How can some companies resist shareholder primacy, and why can't Duolingo?
The more startup-oriented among you may be wondering about an obvious and common caveat: Founder's dual-class shares. When a company is created, it is common for a special class of shares to be issued to the founders, which effectively give them full control over the company, despite the presence of other investors on the board.

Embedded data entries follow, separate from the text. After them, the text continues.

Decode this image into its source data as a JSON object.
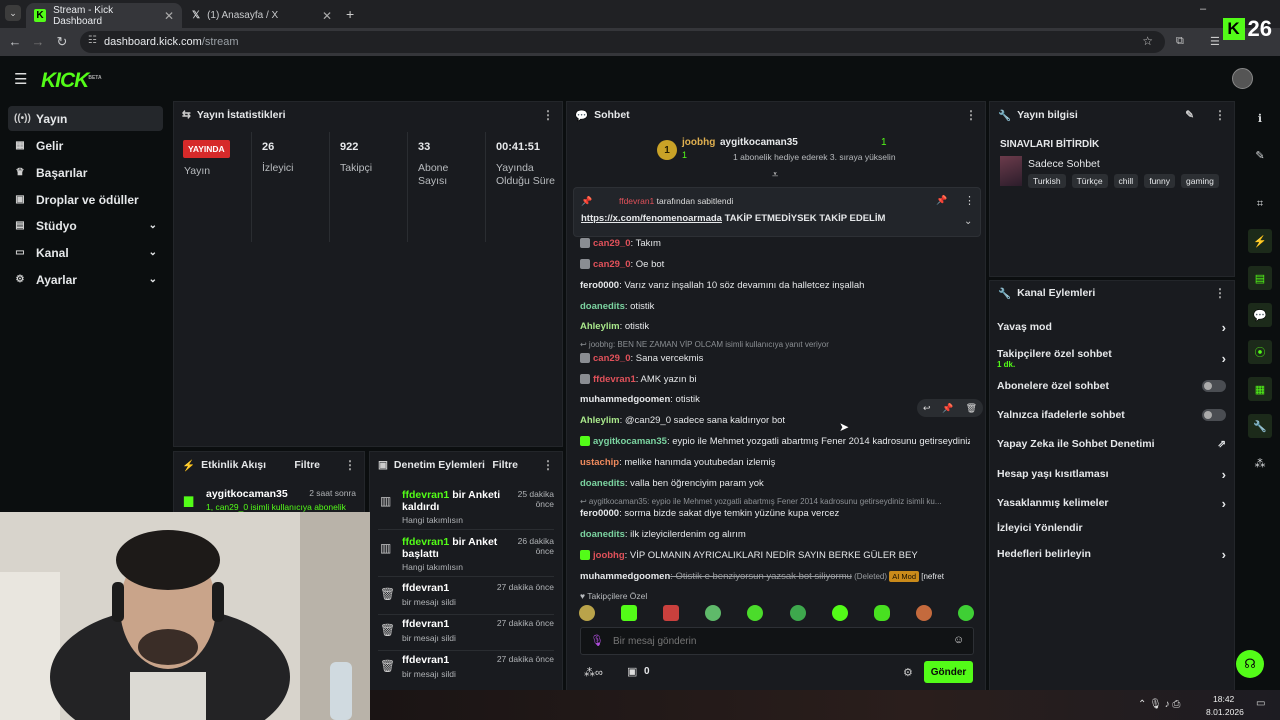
{
  "browser": {
    "tabs": [
      {
        "title": "Stream - Kick Dashboard",
        "active": true
      },
      {
        "title": "(1) Anasayfa / X",
        "active": false
      }
    ],
    "url_host": "dashboard.kick.com",
    "url_path": "/stream",
    "kick_badge_number": "26"
  },
  "brand": {
    "logo": "KICK",
    "beta": "BETA",
    "accent": "#53fc18"
  },
  "sidebar": {
    "items": [
      {
        "label": "Yayın",
        "icon": "broadcast-icon"
      },
      {
        "label": "Gelir",
        "icon": "revenue-icon"
      },
      {
        "label": "Başarılar",
        "icon": "trophy-icon"
      },
      {
        "label": "Droplar ve ödüller",
        "icon": "gift-icon"
      },
      {
        "label": "Stüdyo",
        "icon": "studio-icon"
      },
      {
        "label": "Kanal",
        "icon": "channel-icon"
      },
      {
        "label": "Ayarlar",
        "icon": "gear-icon"
      }
    ]
  },
  "stats": {
    "title": "Yayın İstatistikleri",
    "live_label": "YAYINDA",
    "status_label": "Yayın",
    "viewers": {
      "value": "26",
      "label": "İzleyici"
    },
    "followers": {
      "value": "922",
      "label": "Takipçi"
    },
    "subs": {
      "value": "33",
      "label": "Abone Sayısı"
    },
    "uptime": {
      "value": "00:41:51",
      "label": "Yayında Olduğu Süre"
    }
  },
  "activity": {
    "title": "Etkinlik Akışı",
    "filter": "Filtre",
    "items": [
      {
        "user": "aygitkocaman35",
        "time": "2 saat sonra",
        "sub": "1, can29_0 isimli kullanıcıya abonelik"
      }
    ]
  },
  "moderation": {
    "title": "Denetim Eylemleri",
    "filter": "Filtre",
    "items": [
      {
        "user": "ffdevran1",
        "action": "bir Anketi kaldırdı",
        "sub": "Hangi takımlısın",
        "time": "25 dakika önce"
      },
      {
        "user": "ffdevran1",
        "action": "bir Anket başlattı",
        "sub": "Hangi takımlısın",
        "time": "26 dakika önce"
      },
      {
        "user": "ffdevran1",
        "action": "",
        "sub": "bir mesajı sildi",
        "time": "27 dakika önce"
      },
      {
        "user": "ffdevran1",
        "action": "",
        "sub": "bir mesajı sildi",
        "time": "27 dakika önce"
      },
      {
        "user": "ffdevran1",
        "action": "",
        "sub": "bir mesajı sildi",
        "time": "27 dakika önce"
      }
    ]
  },
  "chat": {
    "title": "Sohbet",
    "gift_banner": {
      "rank": "1",
      "user": "joobhg",
      "count": "1",
      "gifter": "aygitkocaman35",
      "gift_count": "1",
      "text": "1 abonelik hediye ederek 3. sıraya yükselin"
    },
    "pinned": {
      "by": "ffdevran1",
      "by_suffix": "tarafından sabitlendi",
      "link": "https://x.com/fenomenoarmada",
      "text": "TAKİP ETMEDİYSEK TAKİP EDELİM"
    },
    "messages": [
      {
        "user": "can29_0",
        "text": ": Takım",
        "color": "#e0515a",
        "badges": true
      },
      {
        "user": "can29_0",
        "text": ": Oe bot",
        "color": "#e0515a",
        "badges": true
      },
      {
        "user": "fero0000",
        "text": ": Varız varız inşallah 10 söz devamını da halletcez inşallah",
        "color": "#e6e8ea"
      },
      {
        "user": "doanedits",
        "text": ": otistik",
        "color": "#7bd3a0"
      },
      {
        "user": "Ahleylim",
        "text": ": otistik",
        "color": "#a9e88b"
      },
      {
        "reply": "joobhg: BEN NE ZAMAN VİP OLCAM isimli kullanıcıya yanıt veriyor"
      },
      {
        "user": "can29_0",
        "text": ": Sana vercekmis",
        "color": "#e0515a",
        "badges": true
      },
      {
        "user": "ffdevran1",
        "text": ": AMK yazın bi",
        "color": "#e0515a",
        "badges": true
      },
      {
        "user": "muhammedgoomen",
        "text": ": otistik",
        "color": "#e6e8ea"
      },
      {
        "user": "Ahleylim",
        "text": ": @can29_0 sadece sana kaldırıyor bot",
        "color": "#a9e88b"
      },
      {
        "user": "aygitkocaman35",
        "text": ": eypio ile Mehmet yozgatli abartmış Fener 2014 kadrosunu getirseydiniz",
        "color": "#7bd3a0",
        "badges": true
      },
      {
        "user": "ustachip",
        "text": ": melike hanımda youtubedan izlemiş",
        "color": "#f08a5d"
      },
      {
        "user": "doanedits",
        "text": ": valla ben öğrenciyim param yok",
        "color": "#7bd3a0"
      },
      {
        "reply": "aygitkocaman35: eypio ile Mehmet yozgatli abartmış Fener 2014 kadrosunu getirseydiniz isimli ku..."
      },
      {
        "user": "fero0000",
        "text": ": sorma bizde sakat diye temkin yüzüne kupa vercez",
        "color": "#e6e8ea"
      },
      {
        "user": "doanedits",
        "text": ": ilk izleyicilerdenim og alırım",
        "color": "#7bd3a0"
      },
      {
        "user": "joobhg",
        "text": ": VİP OLMANIN AYRICALIKLARI NEDİR SAYIN BERKE GÜLER BEY",
        "color": "#e0515a",
        "badges": true
      },
      {
        "user": "muhammedgoomen",
        "text": ": Otistik e benziyorsun yazsak bot siliyormu",
        "color": "#e6e8ea",
        "deleted": "(Deleted)",
        "tag": "AI Mod",
        "tail": "[nefret"
      }
    ],
    "followers_only": "Takipçilere Özel",
    "input_placeholder": "Bir mesaj gönderin",
    "points": "0",
    "send": "Gönder"
  },
  "stream_info": {
    "title": "Yayın bilgisi",
    "stream_title": "SINAVLARI BİTİRDİK",
    "category": "Sadece Sohbet",
    "tags": [
      "Turkish",
      "Türkçe",
      "chill",
      "funny",
      "gaming"
    ]
  },
  "channel_actions": {
    "title": "Kanal Eylemleri",
    "rows": [
      {
        "label": "Yavaş mod",
        "control": "chevron"
      },
      {
        "label": "Takipçilere özel sohbet",
        "sub": "1 dk.",
        "control": "chevron"
      },
      {
        "label": "Abonelere özel sohbet",
        "control": "toggle"
      },
      {
        "label": "Yalnızca ifadelerle sohbet",
        "control": "toggle"
      },
      {
        "label": "Yapay Zeka ile Sohbet Denetimi",
        "control": "external"
      },
      {
        "label": "Hesap yaşı kısıtlaması",
        "control": "chevron"
      },
      {
        "label": "Yasaklanmış kelimeler",
        "control": "chevron"
      },
      {
        "label": "İzleyici Yönlendir",
        "control": "none"
      },
      {
        "label": "Hedefleri belirleyin",
        "control": "chevron"
      }
    ]
  },
  "taskbar": {
    "time": "18:42",
    "date": "8.01.2026"
  }
}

Meta has this governance feature. Duolingo too - the co-founder and CEO, Luis Von Ahn, holds dual-class shares that grant him significant control over the company's direction.
Personally, I think Von Ahn's influence could be the reason Duolingo's mission has held out for as long as it has against profit-seeking interests. Consider that Duolingo made over $1B of revenue last year, and yet the core, user-facing value it provides is still free.
It is no surprise that Duolingo is succumbing to investor pressure for more profitability. One individual's personal attachment to the mission isn't easy to constantly defend against the legal pressure of shareholder primacy. For a company to resist this pressure, the mission needs to be baked into the corporate governance model, so that prioritising the mission is a legally defensible position, structurally protected against myopic profit maximisation.
Epilogue
It may come to pass that Duolingo alienates many customers and loses market share. The Duolingo board, acting on its fiduciary responsibilities to investors, may end up destroying some or much of Duolingo's value as a company, but this would nevertheless be a kind of creative destruction. New companies, innovative and different, will emerge to fill the gaps in the market left by Duolingo. Many will turn out to be useless AI slop, but a few may turn out to be real and useful innovations. I'm hoping to make one of the latter with my app, which gives intermediate learners an extremely convenient way to expand, retain, and practice vocabulary. The essential and most useful core of its functionality is free, unlimited, and always will be.